Related Documentation

Installation

Install BlueprintKit using the skills.sh CLI:

npx skills add JustineDevs/BlueprintKit

What Gets Installed Automatically

When you install BlueprintKit, all files are automatically available in your terminal and AI agent:

All 14 Planning Sections (Automatically Available)

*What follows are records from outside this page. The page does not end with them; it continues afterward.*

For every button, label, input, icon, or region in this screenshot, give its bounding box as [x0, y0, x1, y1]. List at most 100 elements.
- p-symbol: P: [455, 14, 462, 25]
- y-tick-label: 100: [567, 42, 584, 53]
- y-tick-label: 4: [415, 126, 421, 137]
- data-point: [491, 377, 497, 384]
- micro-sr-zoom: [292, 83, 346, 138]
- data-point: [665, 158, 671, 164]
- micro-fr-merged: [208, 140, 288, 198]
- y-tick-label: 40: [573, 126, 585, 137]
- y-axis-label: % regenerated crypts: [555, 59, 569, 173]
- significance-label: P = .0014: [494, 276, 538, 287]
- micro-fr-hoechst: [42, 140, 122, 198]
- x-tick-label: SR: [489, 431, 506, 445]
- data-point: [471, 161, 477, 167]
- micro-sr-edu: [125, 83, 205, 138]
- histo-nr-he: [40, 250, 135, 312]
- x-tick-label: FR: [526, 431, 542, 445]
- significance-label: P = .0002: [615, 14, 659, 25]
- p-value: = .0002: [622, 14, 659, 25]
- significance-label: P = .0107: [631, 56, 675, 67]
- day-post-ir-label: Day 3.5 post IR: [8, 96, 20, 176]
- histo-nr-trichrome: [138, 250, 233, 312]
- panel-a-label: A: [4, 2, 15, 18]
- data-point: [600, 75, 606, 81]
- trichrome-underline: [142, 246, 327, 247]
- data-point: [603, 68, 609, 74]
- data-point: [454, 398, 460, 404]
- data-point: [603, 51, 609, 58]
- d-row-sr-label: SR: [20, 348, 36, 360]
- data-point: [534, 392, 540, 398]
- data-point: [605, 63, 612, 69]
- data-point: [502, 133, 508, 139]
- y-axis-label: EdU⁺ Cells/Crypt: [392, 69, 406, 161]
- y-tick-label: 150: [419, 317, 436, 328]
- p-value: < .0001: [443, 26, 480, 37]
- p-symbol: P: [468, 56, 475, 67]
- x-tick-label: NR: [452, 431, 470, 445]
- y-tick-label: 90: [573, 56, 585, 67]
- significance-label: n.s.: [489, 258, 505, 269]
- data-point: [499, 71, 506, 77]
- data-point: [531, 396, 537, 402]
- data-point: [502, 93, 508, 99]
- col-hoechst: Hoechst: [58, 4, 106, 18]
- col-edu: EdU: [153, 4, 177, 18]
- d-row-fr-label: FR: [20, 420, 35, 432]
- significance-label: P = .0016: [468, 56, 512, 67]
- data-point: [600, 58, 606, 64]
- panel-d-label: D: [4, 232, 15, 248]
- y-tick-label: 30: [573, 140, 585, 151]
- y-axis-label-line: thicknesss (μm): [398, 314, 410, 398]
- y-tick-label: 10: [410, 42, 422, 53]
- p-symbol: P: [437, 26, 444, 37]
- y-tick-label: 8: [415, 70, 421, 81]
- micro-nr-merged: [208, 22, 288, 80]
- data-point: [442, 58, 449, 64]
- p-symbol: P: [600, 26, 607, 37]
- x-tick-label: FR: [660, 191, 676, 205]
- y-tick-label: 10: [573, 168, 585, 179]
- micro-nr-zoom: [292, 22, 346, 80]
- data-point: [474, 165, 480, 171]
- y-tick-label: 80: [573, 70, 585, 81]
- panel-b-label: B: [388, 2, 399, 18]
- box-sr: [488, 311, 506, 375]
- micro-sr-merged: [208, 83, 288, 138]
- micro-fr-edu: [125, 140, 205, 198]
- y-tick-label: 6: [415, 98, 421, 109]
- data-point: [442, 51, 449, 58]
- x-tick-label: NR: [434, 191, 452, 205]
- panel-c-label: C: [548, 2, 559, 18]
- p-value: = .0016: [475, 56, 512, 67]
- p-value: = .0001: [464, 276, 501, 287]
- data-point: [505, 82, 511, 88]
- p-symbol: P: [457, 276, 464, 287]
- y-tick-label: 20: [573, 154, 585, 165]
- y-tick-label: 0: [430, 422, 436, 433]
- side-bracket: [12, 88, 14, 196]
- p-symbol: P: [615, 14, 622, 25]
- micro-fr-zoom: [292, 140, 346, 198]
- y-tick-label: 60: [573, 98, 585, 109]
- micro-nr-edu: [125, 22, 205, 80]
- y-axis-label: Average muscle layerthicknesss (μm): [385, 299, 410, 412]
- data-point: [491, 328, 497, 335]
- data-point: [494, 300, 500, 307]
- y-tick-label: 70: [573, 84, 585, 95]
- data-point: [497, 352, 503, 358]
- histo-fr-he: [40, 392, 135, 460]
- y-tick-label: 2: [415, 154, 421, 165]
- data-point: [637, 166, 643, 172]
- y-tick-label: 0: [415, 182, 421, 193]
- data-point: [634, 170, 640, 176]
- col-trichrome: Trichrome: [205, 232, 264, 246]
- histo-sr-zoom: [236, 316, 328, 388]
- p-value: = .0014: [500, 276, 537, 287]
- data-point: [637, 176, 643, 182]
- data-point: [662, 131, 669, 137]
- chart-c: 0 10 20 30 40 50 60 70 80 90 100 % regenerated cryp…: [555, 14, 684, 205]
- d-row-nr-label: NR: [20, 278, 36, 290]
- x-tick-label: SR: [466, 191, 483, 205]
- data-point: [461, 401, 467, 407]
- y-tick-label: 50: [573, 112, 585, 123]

  • .claude/skills/blueprintkit/planning/0-Master-Index.md – Complete navigation guide
  • .claude/skills/blueprintkit/planning/1-Executive-Summary.md – Vision and problem statement
  • .claude/skills/blueprintkit/planning/2-Objectives-Success-Metrics.md – Success criteria and KPIs
  • .claude/skills/blueprintkit/planning/3-Scope-Definition.md – Project boundaries
  • .claude/skills/blueprintkit/planning/4-System-Architecture-Design.md – Technical blueprint
  • .claude/skills/blueprintkit/planning/5-Technical-Execution-Workflow.md – Implementation guide
  • .claude/skills/blueprintkit/planning/6-Project-Phases-Timeline.md – Phases and milestones
  • .claude/skills/blueprintkit/planning/7-Resource-Planning.md – Team and budget
  • .claude/skills/blueprintkit/planning/8-Risk-Management.md – Risk identification and mitigation
  • .claude/skills/blueprintkit/planning/9-Execution-Strategy.md – Daily execution and ceremonies
  • .claude/skills/blueprintkit/planning/10-Monitoring-Reporting.md – Metrics and reporting
  • .claude/skills/blueprintkit/planning/11-ROI-Value-Realization.md – Financial projections
  • .claude/skills/blueprintkit/planning/12-Governance-Decision-Making.md – Decision authority
  • .claude/skills/blueprintkit/planning/13-Lessons-Learned-Continuous-Improvement.md – Learning capture

All 9 Claude Skills (Automatically Activated)

  • .claude/skills/blueprintkit/tech-stack-selector/ – Technology decision framework
  • .claude/skills/blueprintkit/architecture-decisions/ – ADR documentation
  • .claude/skills/blueprintkit/code-standards-enforcer/ – Code quality checklists
  • .claude/skills/blueprintkit/ci-cd-pipeline-builder/ – CI/CD automation
  • .claude/skills/blueprintkit/agile-executor/ – Agile ceremonies and sprint planning
  • .claude/skills/blueprintkit/project-risk-identifier/ – Risk assessment frameworks
  • .claude/skills/blueprintkit/automation-orchestrator/ – Script orchestration
  • .claude/skills/blueprintkit/webapp-testing/ – Playwright testing toolkit
  • .claude/skills/blueprintkit/web-artifacts-builder/ – React artifact creation

No additional setup required – everything is ready to use immediately after installation.

License

MIT License – See LICENSE file for details.